Tuesday 17 July 2012

I Got A Feeling

Today I feel an overwhelming sense of joy. I don't know what it is about today that makes me feel like this but the feelings are strong and true.


This morning started out pretty much the same as any other: me in the kids' room, having fallen asleep there after Inaya woke up crying before daylight. I was awakened by the delivery of very enthusiastic hugs, which is the norm and the rest of the day was routine as well: feeding, cleaning, changing, tickling and playing/reading on repeat and also cooking, cleaning, washing, folding and sweeping on repeat as well. I was busy, busy and more busy. But for some reason, while the girls were air drying from their bath and I was folding laundry, I felt this sudden rush of calmness and peace. It wasn't like something special happened, everything was actually quite ordinary but I just felt happy. There I was, folding clothes & listening to Eva Cassidy while catching the giggles of my children sitting on the sofa watching television and I felt happy. I felt light.


As a mother, there is nothing like listening to your children laugh and play together or seeing unadulterated happiness in their eyes. There is no greater gift than knowing that my children are happy and I think today just gave me overwhelming joy in being a mother. I think God knew that I was feeling very emotional and heavy and decided to lighten my load. It's not like my burdens have gone away but a burst of love turned to joy is just what I needed to lighten the load. 


There is only one other time in my life when I felt this feeling. It was over 10 years ago when after popping many colourful pills into my mouth, I was lying down in bed with a knife in my hand. I had not just hit rock bottom, I was repeatedly pummelling myself into that rock. I was beyond despair. Although I don't know how I managed to remain coherent, I know that I sent out a desperate prayer to God begging Him for a way out of my despair. I begged Him to either allow the pills to do their intended job or to take my life apart and build up a completely new one for me. I prayed that night until I fell asleep, not knowing whether I would wake up the next morning. Needless to say, the pills didn't work but even more than that, the prayer did! That morning I felt as light as air, literally. It was a strange feeling, like I was weightless and being carried. I felt unburdened and that was the renewing of my faith in God's promise that He would never leave me nor forsake me. And although I grew up in a Christian home, it was then that I knew without a doubt that I was His child and that He loved me enough to send His only Son to die for my sins! For me!  He truly loved me and heard my prayers. He was real and I mattered to Him!
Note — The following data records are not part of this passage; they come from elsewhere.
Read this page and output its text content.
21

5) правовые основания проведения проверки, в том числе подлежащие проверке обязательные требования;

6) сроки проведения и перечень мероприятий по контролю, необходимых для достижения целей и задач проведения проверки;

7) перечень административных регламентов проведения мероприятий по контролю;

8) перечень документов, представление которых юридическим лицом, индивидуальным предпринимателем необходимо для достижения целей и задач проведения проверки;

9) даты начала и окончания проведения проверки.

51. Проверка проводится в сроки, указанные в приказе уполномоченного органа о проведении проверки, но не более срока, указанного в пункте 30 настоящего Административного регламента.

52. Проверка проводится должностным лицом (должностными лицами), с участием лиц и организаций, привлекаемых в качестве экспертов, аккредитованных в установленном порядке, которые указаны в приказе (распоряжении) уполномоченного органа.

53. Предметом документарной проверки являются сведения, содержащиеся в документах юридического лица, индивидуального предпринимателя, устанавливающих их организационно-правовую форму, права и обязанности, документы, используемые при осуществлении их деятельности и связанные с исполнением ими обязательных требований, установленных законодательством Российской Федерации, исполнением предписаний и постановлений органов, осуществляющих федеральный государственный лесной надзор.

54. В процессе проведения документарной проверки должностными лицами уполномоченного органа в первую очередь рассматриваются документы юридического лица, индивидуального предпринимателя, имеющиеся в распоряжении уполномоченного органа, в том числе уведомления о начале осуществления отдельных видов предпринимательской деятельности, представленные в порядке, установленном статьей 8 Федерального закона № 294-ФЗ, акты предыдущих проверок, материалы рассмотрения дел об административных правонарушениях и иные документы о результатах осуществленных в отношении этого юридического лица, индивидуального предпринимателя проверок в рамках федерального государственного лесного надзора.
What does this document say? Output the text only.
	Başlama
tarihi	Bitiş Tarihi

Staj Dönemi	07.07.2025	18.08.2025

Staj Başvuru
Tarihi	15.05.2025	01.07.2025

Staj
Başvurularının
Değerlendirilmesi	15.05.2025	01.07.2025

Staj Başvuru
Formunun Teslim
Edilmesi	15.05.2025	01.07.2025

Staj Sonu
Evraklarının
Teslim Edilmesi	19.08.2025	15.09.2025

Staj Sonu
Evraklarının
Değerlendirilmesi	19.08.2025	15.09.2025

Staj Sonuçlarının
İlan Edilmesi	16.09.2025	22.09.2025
That was the first time that I really felt God's hand on me, today was the second and I'm sure that there will be many more because God really does know what I need and when I need it. I may be counting pennies or rubbing overly used joints and I may continue to do so all the days of my life but He knows exactly what I need to continue moving forward. He knows when my well is drying up and I'm in need of some water and He gives it to me. He lifts me into His mighty arms, feeds me His thirst quenching water and I feel as light as air. Oh what a feeling!